Updated A.Y. 2022-2023
OVERVIEW AND PREREQUISITES
The aim of this course is to provide a survey of state-of-the-art microeconometric techniques. We will cover linear models for longitudinal data and a variety of causal inference designs and methods. We will discuss the strengths and weaknesses of these tools using economic applications.
A willingness to work hard on possibly unfamiliar material is key, and in addition to the material covered in the Mathematics (8011190), Statistics (8010848), and Econometrics (8011571) courses, I also expect that you are reasonably proficient with the Stata statistical software.
Grades will be based on a weighted average of the marks obtained in a final written exam (60%) and an empirical project (40%).

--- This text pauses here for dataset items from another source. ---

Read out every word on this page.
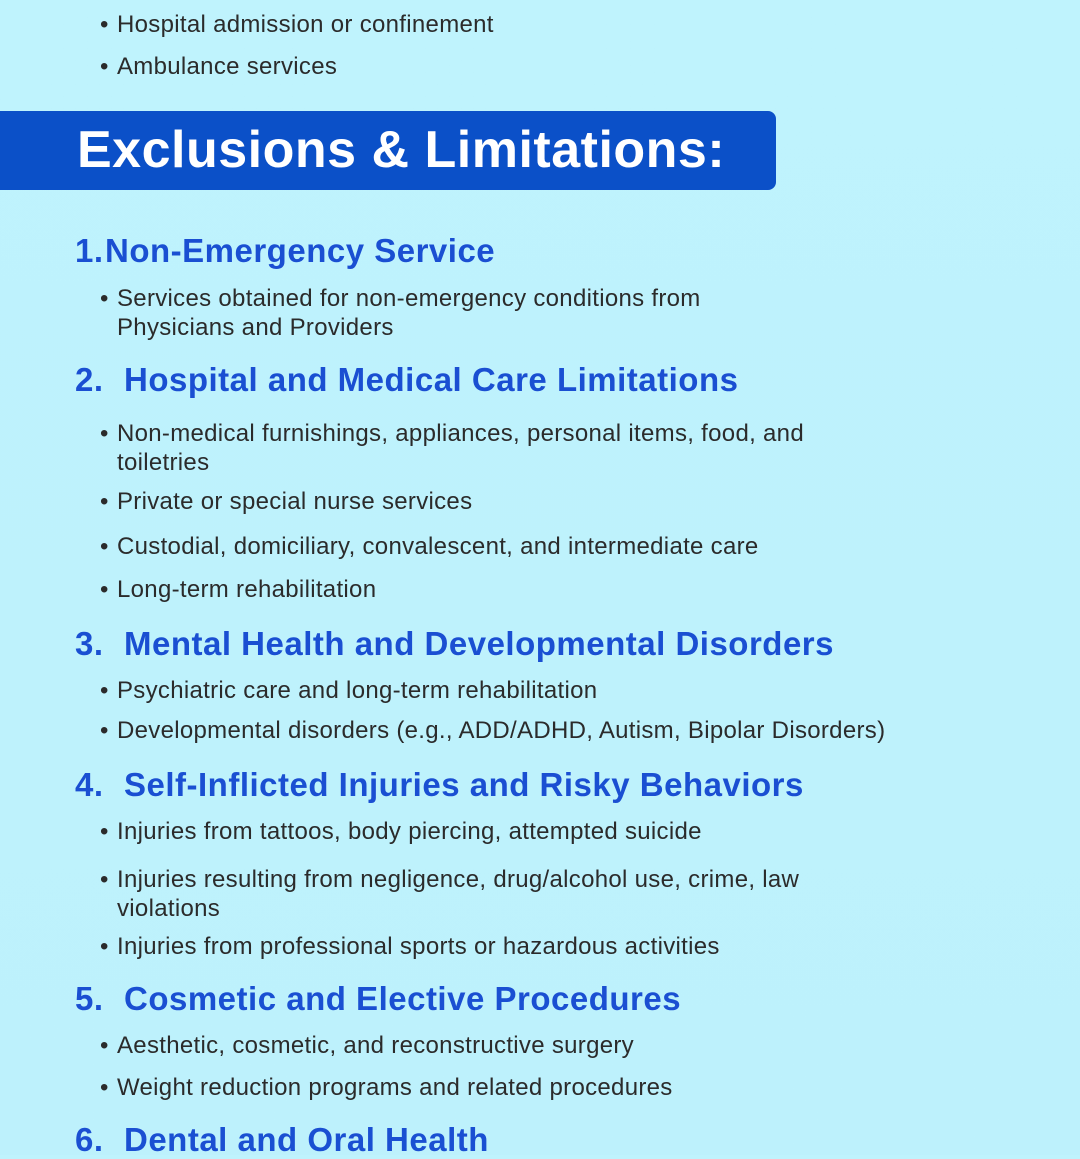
• Hospital admission or confinement
• Ambulance services
Exclusions & Limitations:
1. Non-Emergency Service
• Services obtained for non-emergency conditions from Physicians and Providers
2. Hospital and Medical Care Limitations
• Non-medical furnishings, appliances, personal items, food, and toiletries
• Private or special nurse services
• Custodial, domiciliary, convalescent, and intermediate care
• Long-term rehabilitation
3. Mental Health and Developmental Disorders
• Psychiatric care and long-term rehabilitation
• Developmental disorders (e.g., ADD/ADHD, Autism, Bipolar Disorders)
4. Self-Inflicted Injuries and Risky Behaviors
• Injuries from tattoos, body piercing, attempted suicide
• Injuries resulting from negligence, drug/alcohol use, crime, law violations
• Injuries from professional sports or hazardous activities
5. Cosmetic and Elective Procedures
• Aesthetic, cosmetic, and reconstructive surgery
• Weight reduction programs and related procedures
6. Dental and Oral Health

Empirical project: the topic and the research question must be chosen by each student, and groups with a maximum of 3 students are allowed. Each student/group will be responsible for communicating the topic of interest to the teacher, the data sources to be used, and the econometric technique (among those included in the course program) to be applied. All projects must be approved in advance. Each student/group will be responsible for a final presentation of the work (about 30 minutes). All students belonging to a certain group must be able to present the analysis carried out. The last 5 minutes will be reserved for comments/questions. Each group/student must make the presentation available to the rest of the class. For each student, the clarity of the presentation and the ability to answer any questions/comments will be assessed.
TEXTBOOKS AND MATERIAL
The main reference is Wooldridge J.M., (2010), Econometric Analysis of Cross-Section and Panel Data, 2nd ed., MIT Press, Cambridge (MA).
For further study in microeconometrics, I suggest Hansen (2021), Hsiao (2014), Cameron and Trivedi (2005), and Peracchi (2001). Angrist and Pischke (2009) and Cunningham (2021) for a more "applied" perspective.
Hansen B.E., (2020), Econometrics, download the book here.
Peracchi F. (2001), Econometrics, Wiley, Chichester (UK).
Cameron C., Trivedi P.K., (2005), Microeconometrics: methods and applications, Cambridge University Press.
Hsiao C.,(2014), Analysis of Panel Data. Cambridge University Press, New York, NY, 3rd edition.
For a focus on applied issues, see:
Cunningham S., (2021) Causal Inference: The Mixtape. Yale University Press.
Angrist J.D., and Pischke J.-S., (2009), Mostly Harmless Econometrics: An Empiricists’ Companion, Princeton University Press, Princeton.
Lecture notes, slides, and Stata codes will be posted in the material section. Suggestions for further reading will be provided in class.